前項の通り先週はギリシャ問題が短期的なクライマックスを迎える中でギリシャ議会が無事に78bioEURの緊縮財政案を通過させた事でEUが段階的に実施してきた110bioEURの資金援助の第五次放出が確定的となり同国の7月、8月分の債務の繰り延べに目処が立った事から金融市場も大きく反応してきました。
リスク回避バイアスの後退は劇的で、米株を例に取れば先週はDowで5.4%、S&P500で5.6%もの上昇と言う実に2009年7月以来となる大幅上昇を記録しています。
欧州は今後ギリシャに対して85bioEUR規模の追加融資を最終決定する予定ですが、詳細の最終決定が予定されている7月11日までにPrivate Investorsからの30bioEUR規模の自主的な参画が予定通り確保出来るかどうかが次の山場になるでしょう。
市場の一部には早くもギリシャ問題一服後はECBが金融引き締め路線に回帰するのではないかと言う思惑も出始めているのですが、個人的には短絡的とも感じるものの先週は6月のCPIが2.7%とECBがターゲットとしている2%を大きく上回る中で金融市場はギリシャ等周縁国問題を理由に年内のECB利上げ可能性の織込みを70%割れ水準まで落としてきている事を材料にEURのロングメイクに動く勢力もあったようです。
EURの正反対の状況だったのがGBPで非常に弱い動きをしていましたが、BOEのハト派的なバイアスが更に強まっている事もあってGBPは暫く下値を探る展開となる可能性が高そうです。
Big GainnerとなったのがCADでした。
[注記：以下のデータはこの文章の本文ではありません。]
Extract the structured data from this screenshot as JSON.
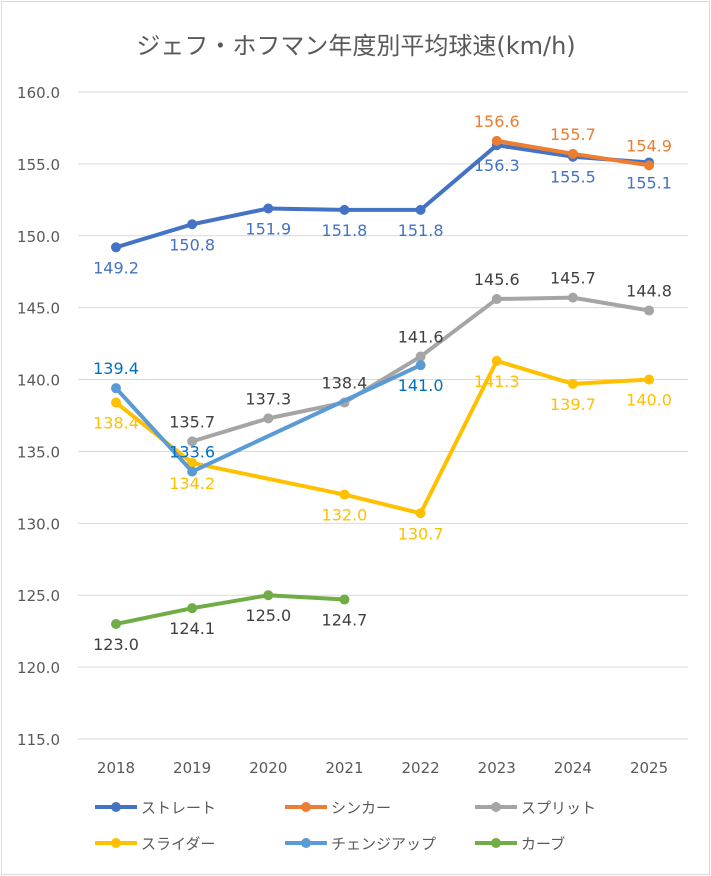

カナダのCPIが実に8年振りとなる3.7%にまでJUMPしてしまった事で中央銀行であるBOC幹部からも警戒を強める発言が相次いでいます。BOCのインフレターゲットも2%が上限なので3.7%は放置出来ないと思うのは当然なのですが、年内にも25bpの利上げを2回は行うのではないかと言う思惑が急上昇しています。
それにしても足元のConsplidationは双方向へのSWINGがとても大きいですね。